A very important defining characteristic of both the unknown bacterium isolate and Cellulomonas sp. was their motility. Along with hydrolyzing starch, members of the genus Cellulomonas also processed cellulose and gelatine (Winn et al. 2006). They were said to decolourize quite quickly during the staining process (Sneath et al. 1986), which would explain why the unknown bacterium wad stained numerous times before the colour was identifiable. They were also described as microbes that do not produce endospores (Sneath et al., 1986) or capsules (Brown et al., 2005). These points caused increased assurance that the unknown bacterium isolate was Cellulomonas sp..
Members of the genus Cellulomonas were principally considered to be environmental bacteria (Winn et al., 2006) and, among other bacteria, play a very important role in the process of decomposition (Paul and Clark, 1996). They help to break down cellulose which is very abundant in plant residue and have particles in their cell walls to affect the efficiency of this process (Paul and Clark, 1996). They are also said to work in symbiosis with nitrogen fixing bacteria; they provide glucose to the nitrogen fixers, and in turn, receive nitrogen (Willey et al., 2008). Consequently, the majority of isolated cultures are collected from soil samples (Sneath et al., 1986).
To confirm that the unknown bacterial isolate is Cellulomonas sp., a few more tests would be desirable. Firstly, a test for acid production would have provided helpful results. Also, it would have been preferable to test for gelatinase production. Finally, the most ideal piece of information to identify the bacterial isolate would have been the results from the DNA extraction test from Lab Exercise 5 of the Microbiology Lab Manual (Robertson and Egger, 2009).

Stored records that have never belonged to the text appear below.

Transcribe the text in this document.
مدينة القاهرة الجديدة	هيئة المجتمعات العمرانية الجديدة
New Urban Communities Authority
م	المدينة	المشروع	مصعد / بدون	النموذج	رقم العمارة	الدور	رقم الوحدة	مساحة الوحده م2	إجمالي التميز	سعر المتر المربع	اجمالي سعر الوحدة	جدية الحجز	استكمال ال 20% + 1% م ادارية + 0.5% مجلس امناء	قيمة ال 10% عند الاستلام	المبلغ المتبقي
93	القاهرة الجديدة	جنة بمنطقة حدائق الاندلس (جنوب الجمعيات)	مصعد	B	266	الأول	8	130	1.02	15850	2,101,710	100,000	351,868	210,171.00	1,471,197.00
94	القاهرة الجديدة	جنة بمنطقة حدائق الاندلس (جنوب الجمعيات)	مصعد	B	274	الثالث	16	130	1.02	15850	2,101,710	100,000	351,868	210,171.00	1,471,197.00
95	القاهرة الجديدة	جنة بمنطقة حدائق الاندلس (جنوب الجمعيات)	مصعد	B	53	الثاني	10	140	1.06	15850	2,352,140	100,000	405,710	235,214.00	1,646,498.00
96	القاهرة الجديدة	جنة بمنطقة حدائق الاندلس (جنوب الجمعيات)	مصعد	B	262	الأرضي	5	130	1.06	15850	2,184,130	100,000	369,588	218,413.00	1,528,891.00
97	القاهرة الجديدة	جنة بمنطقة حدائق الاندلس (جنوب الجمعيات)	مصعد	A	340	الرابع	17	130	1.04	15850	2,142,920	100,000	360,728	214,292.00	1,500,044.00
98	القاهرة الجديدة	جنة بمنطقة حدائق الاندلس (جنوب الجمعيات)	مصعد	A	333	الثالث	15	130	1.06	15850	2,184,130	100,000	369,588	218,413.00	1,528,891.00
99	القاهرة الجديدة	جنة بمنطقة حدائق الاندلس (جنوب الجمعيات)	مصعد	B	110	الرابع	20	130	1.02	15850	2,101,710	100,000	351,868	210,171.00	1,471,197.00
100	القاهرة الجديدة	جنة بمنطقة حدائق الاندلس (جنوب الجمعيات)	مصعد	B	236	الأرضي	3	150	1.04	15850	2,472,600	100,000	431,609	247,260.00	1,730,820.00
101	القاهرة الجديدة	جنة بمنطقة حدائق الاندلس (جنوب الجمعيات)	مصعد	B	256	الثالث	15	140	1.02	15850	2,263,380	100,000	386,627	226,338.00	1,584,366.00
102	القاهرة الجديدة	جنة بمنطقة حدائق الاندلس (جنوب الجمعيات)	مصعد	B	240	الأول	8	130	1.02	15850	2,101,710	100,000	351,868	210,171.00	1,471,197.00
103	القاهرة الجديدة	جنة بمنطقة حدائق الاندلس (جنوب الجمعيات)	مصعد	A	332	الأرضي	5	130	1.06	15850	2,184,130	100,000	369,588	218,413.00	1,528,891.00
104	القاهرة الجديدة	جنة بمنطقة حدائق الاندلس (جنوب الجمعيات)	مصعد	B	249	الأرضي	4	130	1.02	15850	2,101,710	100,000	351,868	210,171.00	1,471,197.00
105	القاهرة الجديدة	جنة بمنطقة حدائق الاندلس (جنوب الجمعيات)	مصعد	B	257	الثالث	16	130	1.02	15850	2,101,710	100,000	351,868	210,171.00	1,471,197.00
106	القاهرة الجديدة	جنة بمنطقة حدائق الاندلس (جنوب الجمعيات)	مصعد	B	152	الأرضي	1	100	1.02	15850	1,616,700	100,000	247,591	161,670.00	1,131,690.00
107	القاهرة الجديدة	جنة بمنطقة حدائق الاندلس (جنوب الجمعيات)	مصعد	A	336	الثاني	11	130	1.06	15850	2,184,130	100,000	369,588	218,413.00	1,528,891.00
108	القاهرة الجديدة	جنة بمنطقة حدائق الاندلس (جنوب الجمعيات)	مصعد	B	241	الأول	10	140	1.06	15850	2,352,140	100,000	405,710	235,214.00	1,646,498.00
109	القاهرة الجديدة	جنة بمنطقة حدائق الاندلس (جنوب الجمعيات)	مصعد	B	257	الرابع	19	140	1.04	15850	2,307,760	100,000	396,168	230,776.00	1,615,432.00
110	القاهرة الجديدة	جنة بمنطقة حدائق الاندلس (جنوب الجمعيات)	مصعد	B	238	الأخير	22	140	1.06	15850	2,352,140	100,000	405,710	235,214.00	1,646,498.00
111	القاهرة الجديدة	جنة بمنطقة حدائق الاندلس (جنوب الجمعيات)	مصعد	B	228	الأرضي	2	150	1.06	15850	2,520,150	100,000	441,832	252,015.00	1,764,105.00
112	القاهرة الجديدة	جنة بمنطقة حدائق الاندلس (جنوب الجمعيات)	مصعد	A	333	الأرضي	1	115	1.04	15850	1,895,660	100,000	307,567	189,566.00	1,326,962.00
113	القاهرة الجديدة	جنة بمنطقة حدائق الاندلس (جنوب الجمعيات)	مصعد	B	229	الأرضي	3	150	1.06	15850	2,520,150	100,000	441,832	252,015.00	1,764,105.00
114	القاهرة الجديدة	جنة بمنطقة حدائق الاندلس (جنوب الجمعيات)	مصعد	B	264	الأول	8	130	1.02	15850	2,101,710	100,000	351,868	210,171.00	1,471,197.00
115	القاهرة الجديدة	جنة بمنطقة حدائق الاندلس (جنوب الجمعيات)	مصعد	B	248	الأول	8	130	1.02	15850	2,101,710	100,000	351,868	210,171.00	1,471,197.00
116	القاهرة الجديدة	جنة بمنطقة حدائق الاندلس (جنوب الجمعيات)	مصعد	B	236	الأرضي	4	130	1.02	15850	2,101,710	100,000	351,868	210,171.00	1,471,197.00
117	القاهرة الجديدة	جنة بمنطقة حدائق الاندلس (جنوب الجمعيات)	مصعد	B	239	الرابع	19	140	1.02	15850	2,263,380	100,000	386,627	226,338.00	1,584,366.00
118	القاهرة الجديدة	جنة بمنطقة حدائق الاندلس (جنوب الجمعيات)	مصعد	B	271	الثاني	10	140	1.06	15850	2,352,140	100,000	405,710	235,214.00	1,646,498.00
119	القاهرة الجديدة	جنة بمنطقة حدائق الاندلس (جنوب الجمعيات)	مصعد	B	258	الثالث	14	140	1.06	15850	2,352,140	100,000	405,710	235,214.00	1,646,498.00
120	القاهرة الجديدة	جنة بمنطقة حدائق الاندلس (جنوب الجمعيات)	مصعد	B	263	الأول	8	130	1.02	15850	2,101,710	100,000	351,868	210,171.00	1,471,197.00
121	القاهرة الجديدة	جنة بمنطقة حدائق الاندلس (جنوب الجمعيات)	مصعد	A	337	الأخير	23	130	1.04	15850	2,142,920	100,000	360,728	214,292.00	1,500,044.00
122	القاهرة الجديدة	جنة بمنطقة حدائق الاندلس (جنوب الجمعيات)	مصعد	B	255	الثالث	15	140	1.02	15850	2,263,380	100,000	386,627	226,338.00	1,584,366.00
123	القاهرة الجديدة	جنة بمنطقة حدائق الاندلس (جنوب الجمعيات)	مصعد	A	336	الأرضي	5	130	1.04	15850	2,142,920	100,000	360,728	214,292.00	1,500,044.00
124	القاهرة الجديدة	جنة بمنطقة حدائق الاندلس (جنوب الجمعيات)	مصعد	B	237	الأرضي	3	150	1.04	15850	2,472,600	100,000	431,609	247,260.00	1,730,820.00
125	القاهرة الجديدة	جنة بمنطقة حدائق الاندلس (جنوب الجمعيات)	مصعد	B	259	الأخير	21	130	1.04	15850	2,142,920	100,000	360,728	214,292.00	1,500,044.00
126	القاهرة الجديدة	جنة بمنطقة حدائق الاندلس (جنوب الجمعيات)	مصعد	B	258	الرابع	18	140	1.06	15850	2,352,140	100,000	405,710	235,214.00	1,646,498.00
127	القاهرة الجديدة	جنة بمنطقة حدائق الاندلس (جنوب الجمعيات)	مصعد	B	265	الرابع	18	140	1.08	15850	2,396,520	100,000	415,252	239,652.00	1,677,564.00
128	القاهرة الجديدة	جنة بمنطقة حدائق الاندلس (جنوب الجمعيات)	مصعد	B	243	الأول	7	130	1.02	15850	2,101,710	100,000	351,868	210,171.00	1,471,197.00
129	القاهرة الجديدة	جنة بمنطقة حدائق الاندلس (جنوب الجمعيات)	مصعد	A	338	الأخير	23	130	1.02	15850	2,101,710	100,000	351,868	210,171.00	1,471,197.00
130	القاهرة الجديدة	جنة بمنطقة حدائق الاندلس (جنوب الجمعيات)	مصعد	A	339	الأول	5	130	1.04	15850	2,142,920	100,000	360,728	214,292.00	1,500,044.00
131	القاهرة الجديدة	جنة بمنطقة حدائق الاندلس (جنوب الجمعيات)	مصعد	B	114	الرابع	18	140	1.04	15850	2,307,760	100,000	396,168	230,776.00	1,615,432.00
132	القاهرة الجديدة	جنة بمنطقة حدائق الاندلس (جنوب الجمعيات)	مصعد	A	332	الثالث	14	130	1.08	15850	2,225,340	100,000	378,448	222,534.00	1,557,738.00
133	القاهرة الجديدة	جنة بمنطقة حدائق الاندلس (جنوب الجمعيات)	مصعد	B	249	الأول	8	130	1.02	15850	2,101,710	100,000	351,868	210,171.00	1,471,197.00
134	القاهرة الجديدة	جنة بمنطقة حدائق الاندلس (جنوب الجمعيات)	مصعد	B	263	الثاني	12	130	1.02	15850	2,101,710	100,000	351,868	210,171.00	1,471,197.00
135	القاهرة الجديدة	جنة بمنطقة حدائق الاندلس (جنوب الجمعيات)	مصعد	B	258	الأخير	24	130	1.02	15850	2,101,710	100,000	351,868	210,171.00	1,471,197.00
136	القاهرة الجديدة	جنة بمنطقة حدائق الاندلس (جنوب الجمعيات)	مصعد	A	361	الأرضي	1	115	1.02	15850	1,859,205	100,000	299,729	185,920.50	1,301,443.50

There are a number of limitations that arise when culturing and indentifying unknown bacteria. As noted by Kirk et al. (2004) only 1% of the bacteria found in soil can be cultured by every-day laboratory techniques and plate counts tend to favour faster-growing microorganisms. Similarly, unculturable microbes are not detected during plate counts and results are, therefore, inaccurate (Snyder, 1947). On top of that, the process used to identify the bacterium in this experiment was both labour intensive and time consuming, as multiple tests were needed to narrow down possible identities of an unknown bacterium. Although it was very educational, it would not be ideal for efficient culturing.
Each test had various sources of error, when describing colony morphology, the descriptions could have been subjective to the point where they do not match up to those described by Sneath et al. (1986). During gram staining, some gram-positive bacteria, such as Cellulomonas sp. decolourize quite quickly, which may have caused confusion. Visual errors may have occurred when measuring the cells and using old cultures could have also caused some error in results. Contamination would have affected any of the biochemical tests that were conducted.